Nel settore terziario sovente sono presenti più unità di impianto, non sempre corrispondenti a distinti edifici o a distinte proprietà .Non ho le idee chiare riguardanti l’ubicazione e le circostanze nelle quali questi dispositivi costituiscono un obbligo.
Pensavo che bastasse la decisione del progettista concordata con il committente, ma alcune contestazioni recenti mi hanno fatto cambiare opinione.
Sono forse sopravvenute nuove norme o nuovi criteri di valutazione che mi sfuggono?
Esistono limiti di applicazione per interruttori di uso domestico e similare nel settore terziario?
Pietro Visentin
Verona
Non ci risultano novità recenti riguardanti l’uso o i criteri di installazione dei sezionatori.
Rimangono valide le annose disposizioni prescritte dalla norma CEI 64-8 ai capitoli 132-10, 28-1, 314-1, 314-2, 462, 473.3, 537.
Per quanto riguarda gli ambienti e le applicazioni particolari l’obbligo del sezionamento è prescritto in alcuni casi ai capitoli 701; 702; 703; 704;705; 708; 711; 712; 715; 751; 752.
I casi nei quali è obbligatorio installare un interruttore sezionatore sono molto limitati:
– all’origine di ogni unità di impianto;
– al punto di ingresso di una linea in un luogo con pericolo di esplosione o di incendio (per esempio nella centrale termica);
– al punto di allacciamento di ascensori, scale mobili, montacarichi;
– al punto di allacciamento di pompe antincendio, di gruppi elettrogeni di riserva o emergenza.

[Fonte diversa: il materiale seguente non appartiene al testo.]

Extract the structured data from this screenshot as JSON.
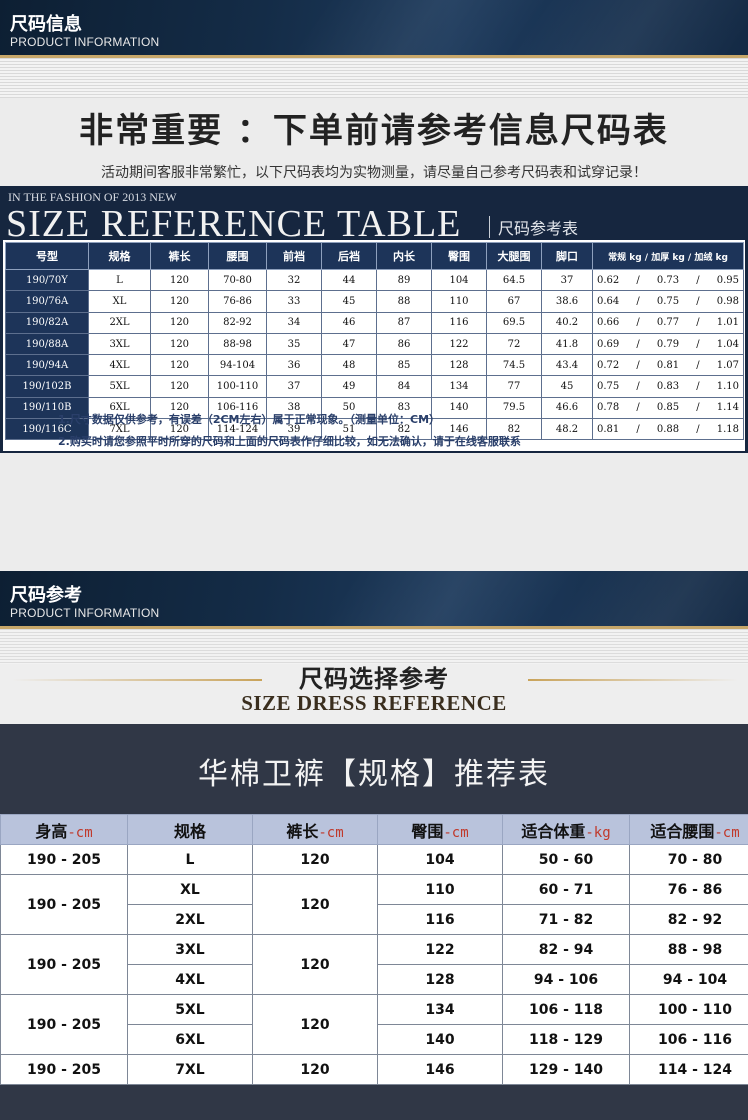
{
  "header1": {
    "cn": "尺码信息",
    "en": "PRODUCT INFORMATION"
  },
  "headline": "非常重要 ：下单前请参考信息尺码表",
  "subline": "活动期间客服非常繁忙，以下尺码表均为实物测量，请尽量自己参考尺码表和试穿记录！",
  "size_ref": {
    "fashion_line": "IN THE FASHION OF 2013 NEW",
    "title": "SIZE REFERENCE TABLE",
    "cn_title": "尺码参考表",
    "headers": [
      "号型",
      "规格",
      "裤长",
      "腰围",
      "前裆",
      "后裆",
      "内长",
      "臀围",
      "大腿围",
      "脚口",
      "常规 kg / 加厚 kg / 加绒 kg"
    ],
    "rows": [
      [
        "190/70Y",
        "L",
        "120",
        "70-80",
        "32",
        "44",
        "89",
        "104",
        "64.5",
        "37",
        "0.62",
        "0.73",
        "0.95"
      ],
      [
        "190/76A",
        "XL",
        "120",
        "76-86",
        "33",
        "45",
        "88",
        "110",
        "67",
        "38.6",
        "0.64",
        "0.75",
        "0.98"
      ],
      [
        "190/82A",
        "2XL",
        "120",
        "82-92",
        "34",
        "46",
        "87",
        "116",
        "69.5",
        "40.2",
        "0.66",
        "0.77",
        "1.01"
      ],
      [
        "190/88A",
        "3XL",
        "120",
        "88-98",
        "35",
        "47",
        "86",
        "122",
        "72",
        "41.8",
        "0.69",
        "0.79",
        "1.04"
      ],
      [
        "190/94A",
        "4XL",
        "120",
        "94-104",
        "36",
        "48",
        "85",
        "128",
        "74.5",
        "43.4",
        "0.72",
        "0.81",
        "1.07"
      ],
      [
        "190/102B",
        "5XL",
        "120",
        "100-110",
        "37",
        "49",
        "84",
        "134",
        "77",
        "45",
        "0.75",
        "0.83",
        "1.10"
      ],
      [
        "190/110B",
        "6XL",
        "120",
        "106-116",
        "38",
        "50",
        "83",
        "140",
        "79.5",
        "46.6",
        "0.78",
        "0.85",
        "1.14"
      ],
      [
        "190/116C",
        "7XL",
        "120",
        "114-124",
        "39",
        "51",
        "82",
        "146",
        "82",
        "48.2",
        "0.81",
        "0.88",
        "1.18"
      ]
    ]
  },
  "notes": [
    "1.尺寸数据仅供参考，有误差（2CM左右）属于正常现象。（测量单位：CM）",
    "2.购买时请您参照平时所穿的尺码和上面的尺码表作仔细比较，如无法确认，请于在线客服联系"
  ],
  "header2": {
    "cn": "尺码参考",
    "en": "PRODUCT INFORMATION"
  },
  "size_select": {
    "cn": "尺码选择参考",
    "en": "SIZE DRESS REFERENCE"
  },
  "recommend": {
    "title": "华棉卫裤【规格】推荐表",
    "headers": [
      {
        "label": "身高",
        "unit": "-cm"
      },
      {
        "label": "规格",
        "unit": ""
      },
      {
        "label": "裤长",
        "unit": "-cm"
      },
      {
        "label": "臀围",
        "unit": "-cm"
      },
      {
        "label": "适合体重",
        "unit": "-kg"
      },
      {
        "label": "适合腰围",
        "unit": "-cm"
      }
    ],
    "groups": [
      {
        "height": "190 - 205",
        "length": "120",
        "rows": [
          {
            "size": "L",
            "hip": "104",
            "weight": "50 - 60",
            "waist": "70 - 80"
          }
        ]
      },
      {
        "height": "190 - 205",
        "length": "120",
        "rows": [
          {
            "size": "XL",
            "hip": "110",
            "weight": "60 - 71",
            "waist": "76 - 86"
          },
          {
            "size": "2XL",
            "hip": "116",
            "weight": "71 - 82",
            "waist": "82 - 92"
          }
        ]
      },
      {
        "height": "190 - 205",
        "length": "120",
        "rows": [
          {
            "size": "3XL",
            "hip": "122",
            "weight": "82 - 94",
            "waist": "88 - 98"
          },
          {
            "size": "4XL",
            "hip": "128",
            "weight": "94 - 106",
            "waist": "94 - 104"
          }
        ]
      },
      {
        "height": "190 - 205",
        "length": "120",
        "rows": [
          {
            "size": "5XL",
            "hip": "134",
            "weight": "106 - 118",
            "waist": "100 - 110"
          },
          {
            "size": "6XL",
            "hip": "140",
            "weight": "118 - 129",
            "waist": "106 - 116"
          }
        ]
      },
      {
        "height": "190 - 205",
        "length": "120",
        "rows": [
          {
            "size": "7XL",
            "hip": "146",
            "weight": "129 - 140",
            "waist": "114 - 124"
          }
        ]
      }
    ]
  },
  "colors": {
    "navy": "#16263f",
    "header_blue": "#1d3459",
    "unit_red": "#c0392b",
    "gold": "#c9a35a",
    "panel": "#303746"
  }
}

Per quanto riguarda l’idoneità degli interruttori CEI 23-85, destinati agli usi domestici e similari, gli unici limiti potrebbero configurarsi nella carenza delle caratteristiche tecniche (tensione nominale superiore a 440 V, corrente nominale superiore a 125 A, corrente di cortocircuito superiore a 25 kA, schemi con complessità superiore a quella degli interruttori unipolari, bipolari, tripolari e tetrapolari, grado di protezione superiore a IPX5).